Tommy Amaker’s crew proved last season that they are capable of taking down Goliaths in the NCAA Tournament, upsetting New Mexico in the 3/14 matchup. This time around, the Ivy League champions once again played above their potential on paper to upset a higher seed and reach the Round of 32. The Crimson held the lead almost from the outset, forcing the Bearcats to become one-dimensional as they depended on Sean Kilpatrick to generate points. It wasn’t enough to outdo the team effort by Harvard, and while the magic ended against Michigan State the Crimson are nonetheless becoming upset staples in the Tournament.

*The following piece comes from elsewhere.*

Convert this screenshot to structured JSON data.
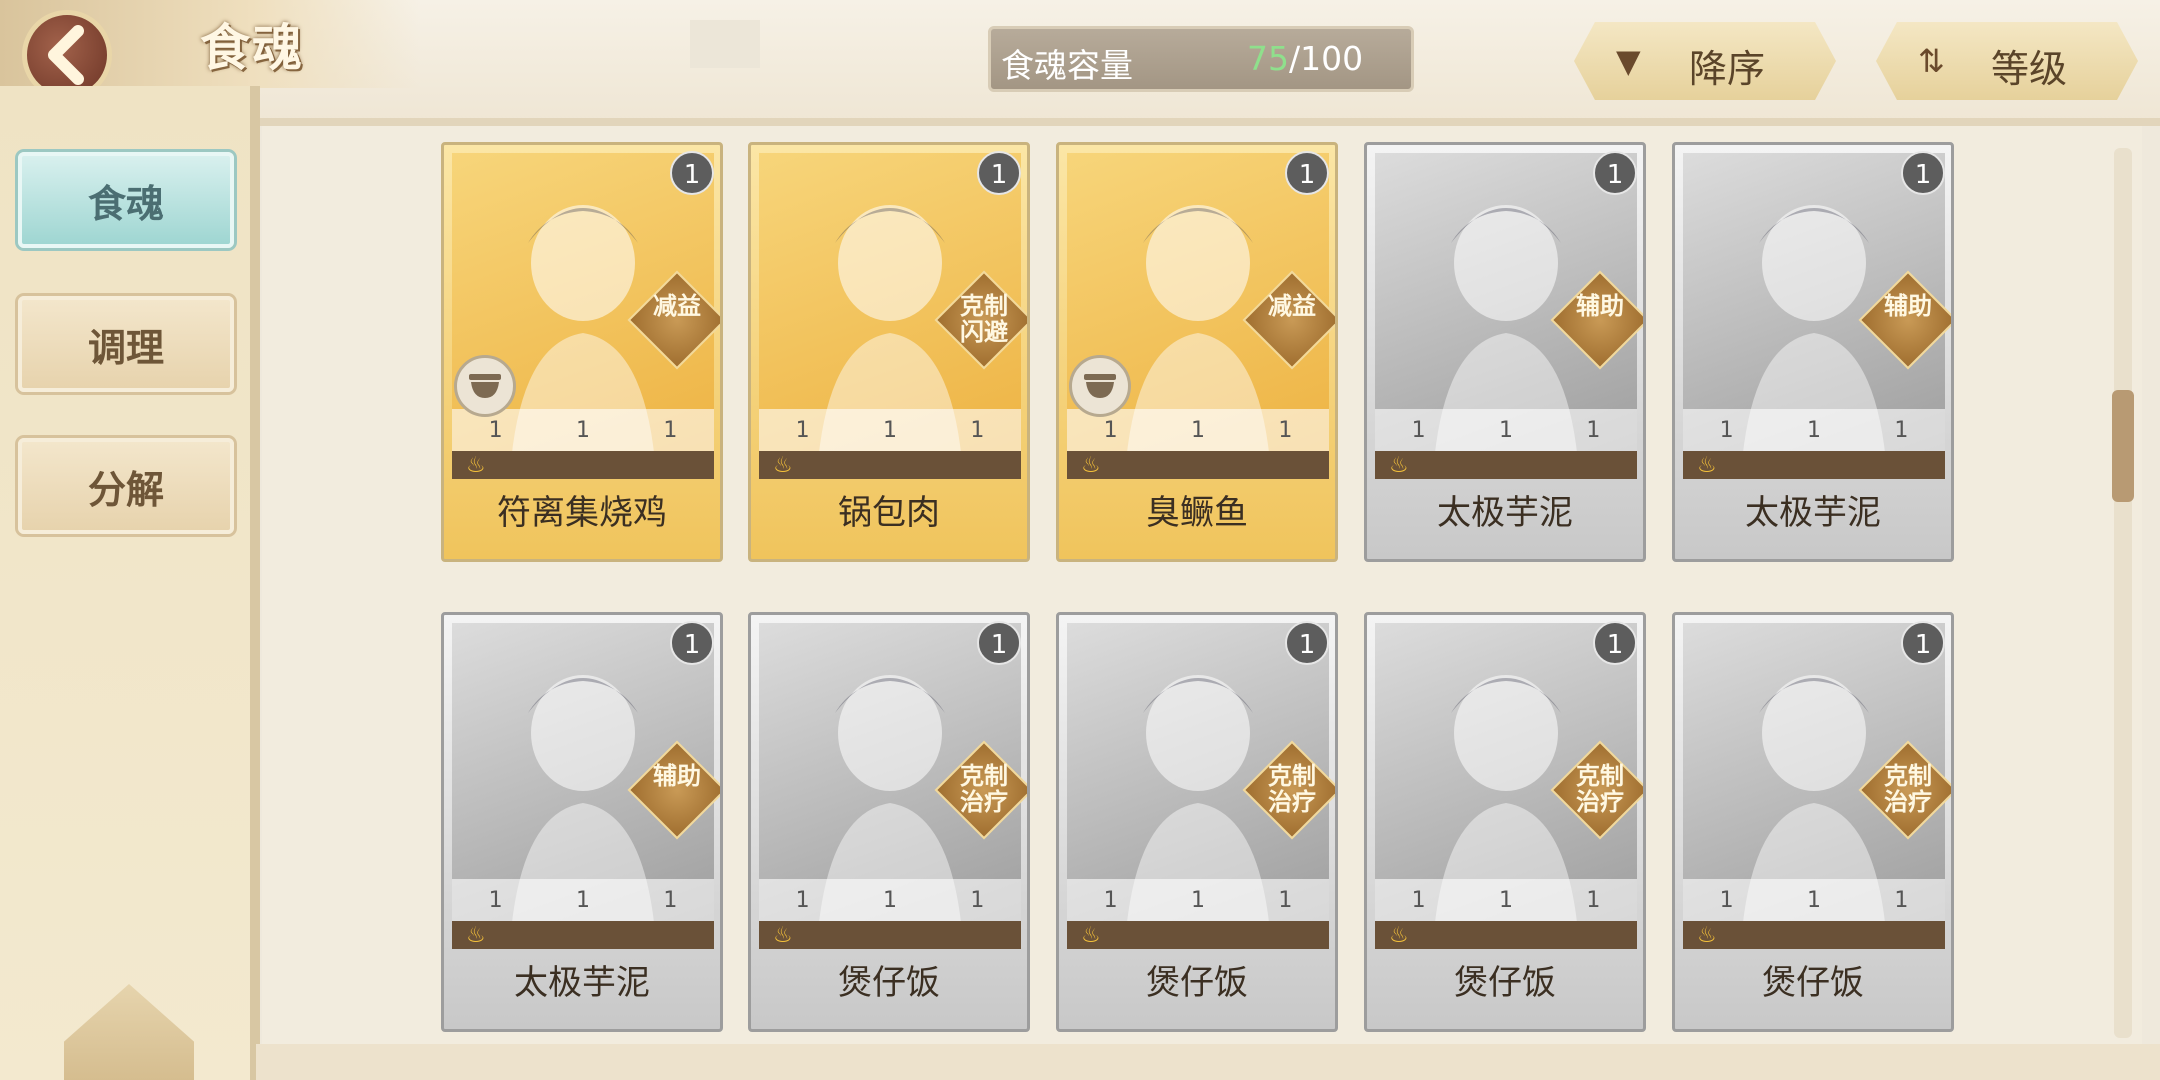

(7) Connecticut over (2) Villanova — East/Round of 32
Many people didn’t even expect UConn to advance out of the Round of 64 against St. Joe’s in its first year since Jim Calhoun’s retirement from coaching, and once they prevailed in overtime it became even less likely that they’d knock off Villanova. Yet the Huskies didn’t waste any time against the Wildcats, turning the screws after halftime to pull away with a 12-point victory. Senior guard Shabazz Napier netted 25 and four other shooters were in double figures to fuel the upset that sent the Huskies to the Sweet 16 for the first time since their 2011 championship season.
Without the seedings in front of each team’s name, this would be anything but shocking. But the Shockers entered their Round of 32 contest with a 35-0 record, the top seed in the Midwest Region, hoping to validate their position among the elite with a win over one of the preeminent blueblood programs in the sport. Instead, Fred VanVleet’s three-point attempt at the buzzer clanged off the rim, and Wichita State was headed back to Kansas after its first and last loss of the 2013-14 season. Kentucky, a year removed from missing the Tournament altogether and two years removed from a national championship, now faces rival Louisville in the Sweet 16.
(11) Tennessee over (6) Massachusetts — Midwest/Round of 64
Tennessee had to play its way into the main bracket, beating Iowa in the preliminary round to earn its shot against the Minutemen. Once in the main bracket, though, the Volunteers built up a 19-point lead in the first half against UMass and held on to win by the same margin. Tennessee would have two players, guard Jordan McRae and forward Jarnell Stokes, score more than 20 points in the victory. The SEC afterthought benefitted from Mercer’s upset of Duke, beating the Bears in the Round of 32 by 20 points, and the Vols enter their Sweet 16 matchup against last year’s losing finalist Michigan on a tear.
(9) Pittsburgh over (8) Colorado — South/Round of 64
Yes, technically this was an “upset” in terms of seeding. But the 8/9 matchup is often a toss-up anyway, and in this particular case Pittsburgh was woefully underseeded — and playing a woefully overseeded Buffaloes squad. Though Colorado was eight spots higher in the RPI, the Panthers have been far better in neutral-site and road games this season and beat opponents by an average of nearly eight more points per game than the boys from Boulder. The Panthers were efficient offensively, hitting on over 50 percent of their field-goal attempts and missing just once from the free-throw line, and stifled Colorado’s offense en route to a 29-point victory.